Yemen’s vital port operations decrease by % 50 amid close by hostilities: UN
YemenExtra
M.A.
The United Nations World Food Program (WFP) said Tuesday that operations in Yemen’s main port located within the coastal city of Hodeidah had fallen to nearly half in two weeks due to the lack of security in the city as a result of the escalation by the Saudi-led coalition on the port city.
With 70 percent of imports coming through the port of Hodeidah, low shipments of wheat and other supplies will affect food stocks in Yemen, where 14 million people are endangered of famine, WFP said.
“WFP is very concerned about the nearly 50 percent drop in operations in the port of Hodeidah over the past two weeks,” said WFP spokesman Herve Verhoosel.
“Cargo companies appear to be reluctant to call to Hodeidah port because of high levels of insecurity in the city,” he said.
“Any disruption of the port’s operations would hamper humanitarian efforts to prevent famine and increase food prices in the markets, making it very difficult for the majority of Yemenis to provide food for their families,” he said.
He pointed out that the port of Hodeidah had only one ship on Monday, which is “abnormal” in a port with enough capacity to discharge currently seven ships, adding: “We need to reassure the private sector to say ‘come back to the port’.
More than 50 prominent figures and officials urged the Senate by signing a letter to end US support to the Saudi-led in the impoverished country, Yemen.
The signatories — including two former US ambassadors to Yemen, leading legal scholars, top Saudi Arabia experts, a Nobel Peace Laureate, a former key aide for Secretary of State Colin Powell, and MIT linguist Noam Chomsky — want McConnell and other senators to support a bill that could forever remove US troops from the Yemen war, which will likely be put to a vote on Wednesday.
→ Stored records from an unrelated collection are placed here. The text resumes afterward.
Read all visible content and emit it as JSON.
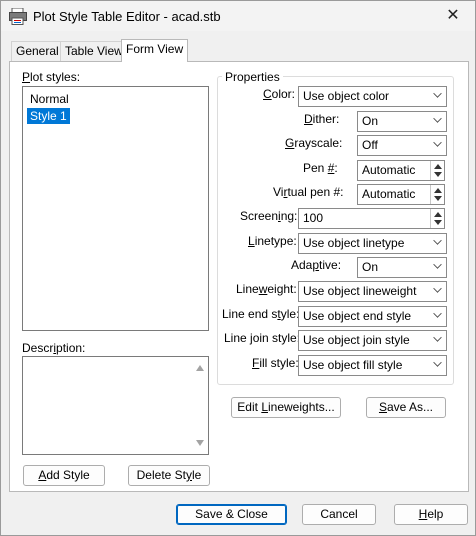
{
  "window": {
    "title": "Plot Style Table Editor - acad.stb",
    "close_glyph": "✕"
  },
  "tabs": [
    {
      "label": "General"
    },
    {
      "label": "Table View"
    },
    {
      "label": "Form View"
    }
  ],
  "plot_styles": {
    "label_u": "P",
    "label_rest": "lot styles:",
    "items": [
      "Normal",
      "Style 1"
    ],
    "selected": "Style 1"
  },
  "description": {
    "label_pre": "Descr",
    "label_u": "i",
    "label_post": "ption:",
    "value": ""
  },
  "left_buttons": {
    "add_u": "A",
    "add_rest": "dd Style",
    "delete_pre": "Delete St",
    "delete_u": "y",
    "delete_post": "le"
  },
  "properties": {
    "title": "Properties",
    "rows": {
      "color": {
        "pre": "",
        "u": "C",
        "post": "olor:",
        "value": "Use object color"
      },
      "dither": {
        "pre": "",
        "u": "D",
        "post": "ither:",
        "value": "On"
      },
      "grayscale": {
        "pre": "",
        "u": "G",
        "post": "rayscale:",
        "value": "Off"
      },
      "pen": {
        "pre": "Pen ",
        "u": "#",
        "post": ":",
        "value": "Automatic"
      },
      "virtual_pen": {
        "pre": "Vi",
        "u": "r",
        "post": "tual pen #:",
        "value": "Automatic"
      },
      "screening": {
        "pre": "Screen",
        "u": "i",
        "post": "ng:",
        "value": "100"
      },
      "linetype": {
        "pre": "",
        "u": "L",
        "post": "inetype:",
        "value": "Use object linetype"
      },
      "adaptive": {
        "pre": "Ada",
        "u": "p",
        "post": "tive:",
        "value": "On"
      },
      "lineweight": {
        "pre": "Line",
        "u": "w",
        "post": "eight:",
        "value": "Use object lineweight"
      },
      "line_end": {
        "pre": "Line end s",
        "u": "t",
        "post": "yle:",
        "value": "Use object end style"
      },
      "line_join": {
        "pre": "Line ",
        "u": "j",
        "post": "oin style:",
        "value": "Use object join style"
      },
      "fill": {
        "pre": "",
        "u": "F",
        "post": "ill style:",
        "value": "Use object fill style"
      }
    }
  },
  "right_buttons": {
    "edit_pre": "Edit ",
    "edit_u": "L",
    "edit_post": "ineweights...",
    "save_as_pre": "",
    "save_as_u": "S",
    "save_as_post": "ave As..."
  },
  "footer": {
    "save_close": "Save & Close",
    "cancel": "Cancel",
    "help_u": "H",
    "help_rest": "elp"
  }
}
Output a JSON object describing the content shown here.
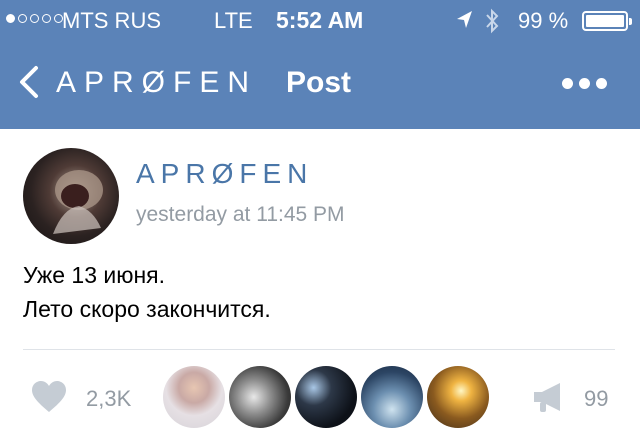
{
  "status_bar": {
    "signal_dots_filled": 1,
    "signal_dots_total": 5,
    "carrier": "MTS RUS",
    "network": "LTE",
    "time": "5:52 AM",
    "location_icon": "location-arrow-icon",
    "bluetooth_icon": "bluetooth-icon",
    "battery_percent": "99 %"
  },
  "nav": {
    "back_icon": "chevron-left-icon",
    "page_name": "APRØFEN",
    "title": "Post",
    "more_icon": "ellipsis-icon"
  },
  "post": {
    "author": "APRØFEN",
    "timestamp": "yesterday at 11:45 PM",
    "lines": [
      "Уже 13 июня.",
      "Лето скоро закончится."
    ]
  },
  "footer": {
    "likes_count": "2,3K",
    "shares_count": "99",
    "liker_avatars": [
      "avatar-1",
      "avatar-2",
      "avatar-3",
      "avatar-4",
      "avatar-5"
    ]
  },
  "colors": {
    "header_bg": "#5b83b8",
    "author_name": "#4a76a8",
    "muted_text": "#939ba3"
  }
}
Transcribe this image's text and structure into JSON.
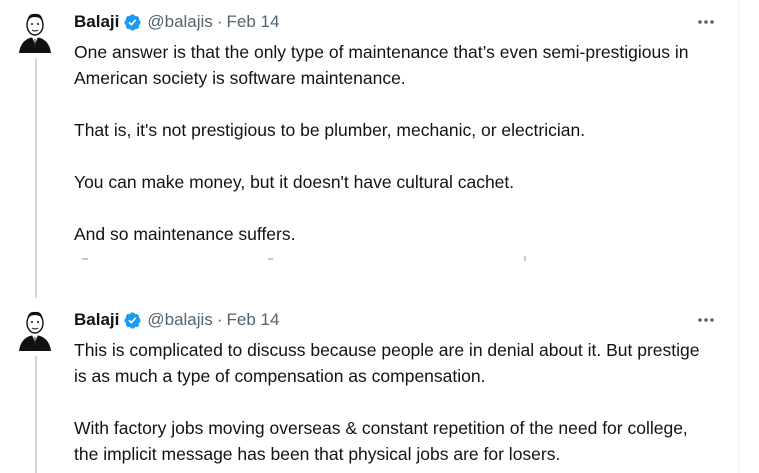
{
  "tweets": [
    {
      "name": "Balaji",
      "handle": "@balajis",
      "separator": "·",
      "date": "Feb 14",
      "paragraphs": [
        "One answer is that the only type of maintenance that’s even semi-prestigious in American society is software maintenance.",
        "That is, it's not prestigious to be plumber, mechanic, or electrician.",
        "You can make money, but it doesn't have cultural cachet.",
        "And so maintenance suffers."
      ]
    },
    {
      "name": "Balaji",
      "handle": "@balajis",
      "separator": "·",
      "date": "Feb 14",
      "paragraphs": [
        "This is complicated to discuss because people are in denial about it. But prestige is as much a type of compensation as compensation.",
        "With factory jobs moving overseas & constant repetition of the need for college, the implicit message has been that physical jobs are for losers."
      ]
    }
  ],
  "icons": {
    "verified": "verified-badge-icon",
    "more": "more-horizontal-icon",
    "avatar": "avatar"
  },
  "colors": {
    "verified": "#1d9bf0",
    "secondary_text": "#536471",
    "thread_line": "#cfd9de"
  }
}
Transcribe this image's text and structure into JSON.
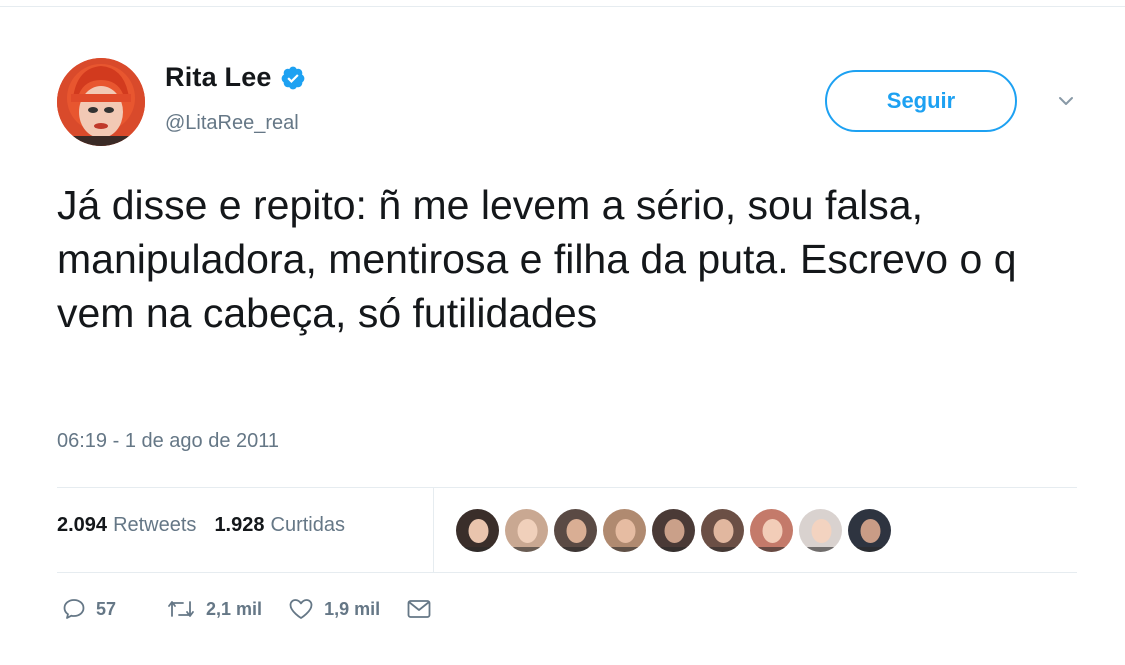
{
  "profile": {
    "display_name": "Rita Lee",
    "handle": "@LitaRee_real",
    "verified": true,
    "avatar": "profile-photo-red-hair"
  },
  "follow_button": {
    "label": "Seguir"
  },
  "menu": {
    "icon": "chevron-down-icon"
  },
  "tweet": {
    "text": "Já disse e repito: ñ me levem a sério, sou falsa, manipuladora, mentirosa e  filha da puta. Escrevo o q vem na cabeça, só futilidades",
    "timestamp": "06:19 - 1 de ago de 2011"
  },
  "stats": {
    "retweets_count": "2.094",
    "retweets_label": "Retweets",
    "likes_count": "1.928",
    "likes_label": "Curtidas"
  },
  "likers": [
    {
      "avatar": "liker-1",
      "color": "#3a2e2a"
    },
    {
      "avatar": "liker-2",
      "color": "#c9a892"
    },
    {
      "avatar": "liker-3",
      "color": "#5a4a44"
    },
    {
      "avatar": "liker-4",
      "color": "#b08a70"
    },
    {
      "avatar": "liker-5",
      "color": "#4a3a36"
    },
    {
      "avatar": "liker-6",
      "color": "#6b4f45"
    },
    {
      "avatar": "liker-7",
      "color": "#c47a6a"
    },
    {
      "avatar": "liker-8",
      "color": "#d9d2cf"
    },
    {
      "avatar": "liker-9",
      "color": "#2e3440"
    }
  ],
  "actions": {
    "replies": "57",
    "retweets": "2,1 mil",
    "likes": "1,9 mil"
  },
  "colors": {
    "accent": "#1da1f2",
    "text": "#14171a",
    "muted": "#657786",
    "border": "#e6ecf0"
  }
}
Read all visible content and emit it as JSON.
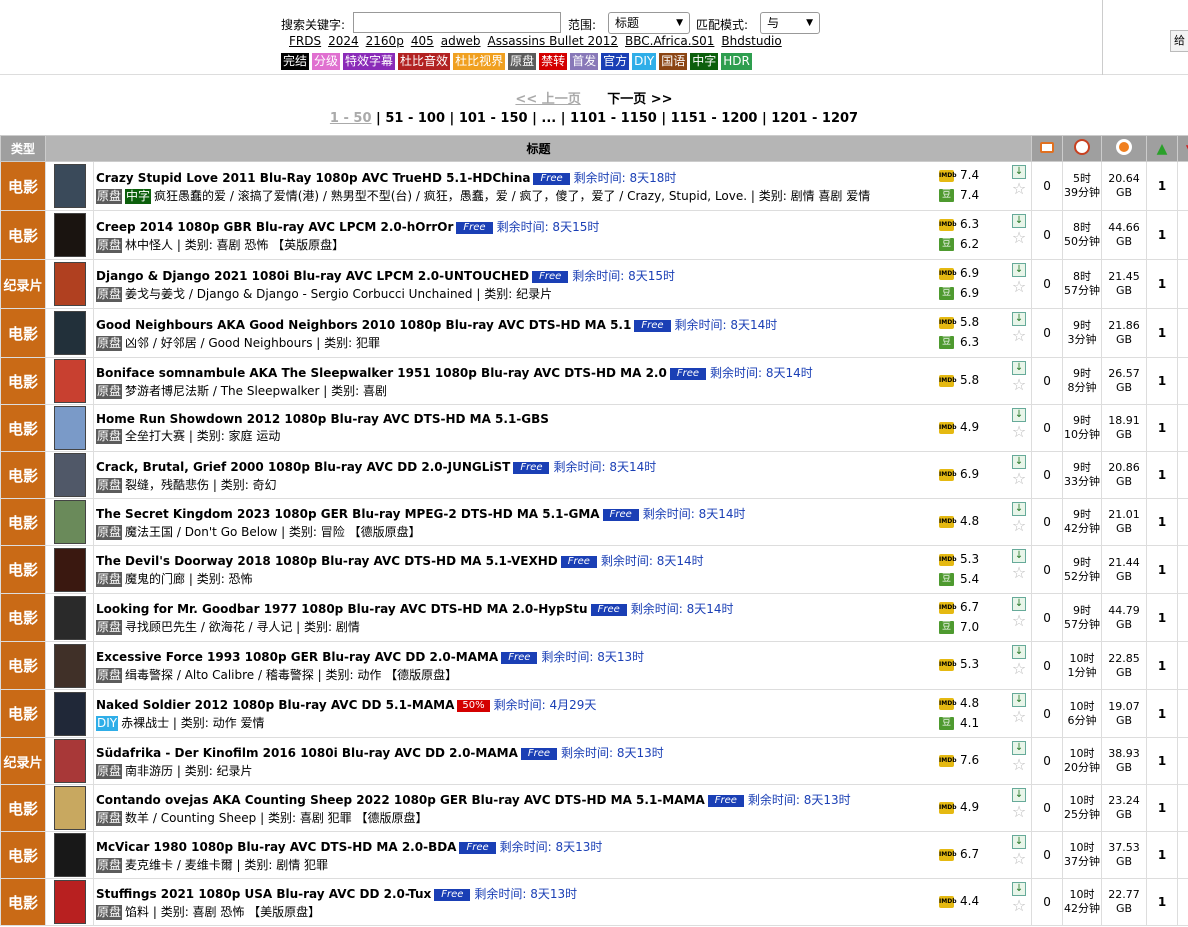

The lead authors of the letter emphasized that the US support for the war in Yemen is and has been unauthorized by the Congress; thus, it is illegal.
If Trump wants to recommit troops to the war, he would then have to seek authorization from Congress to do so. The US helps the Saudi-led coalition by providing them with intelligence, selling them arms and ammunition, and until recently fueling planes in the conflict that has left tens of thousands dead, and millions more suffering from starvation and disease.
The bipartisan bill invokes the War Powers Resolution of 1973 (WPR), which states that if US troops are involved in “hostilities” abroad “without a declaration of war or specific statutory authorization, such forces shall be removed by the President if the Congress so directs by concurrent resolution.”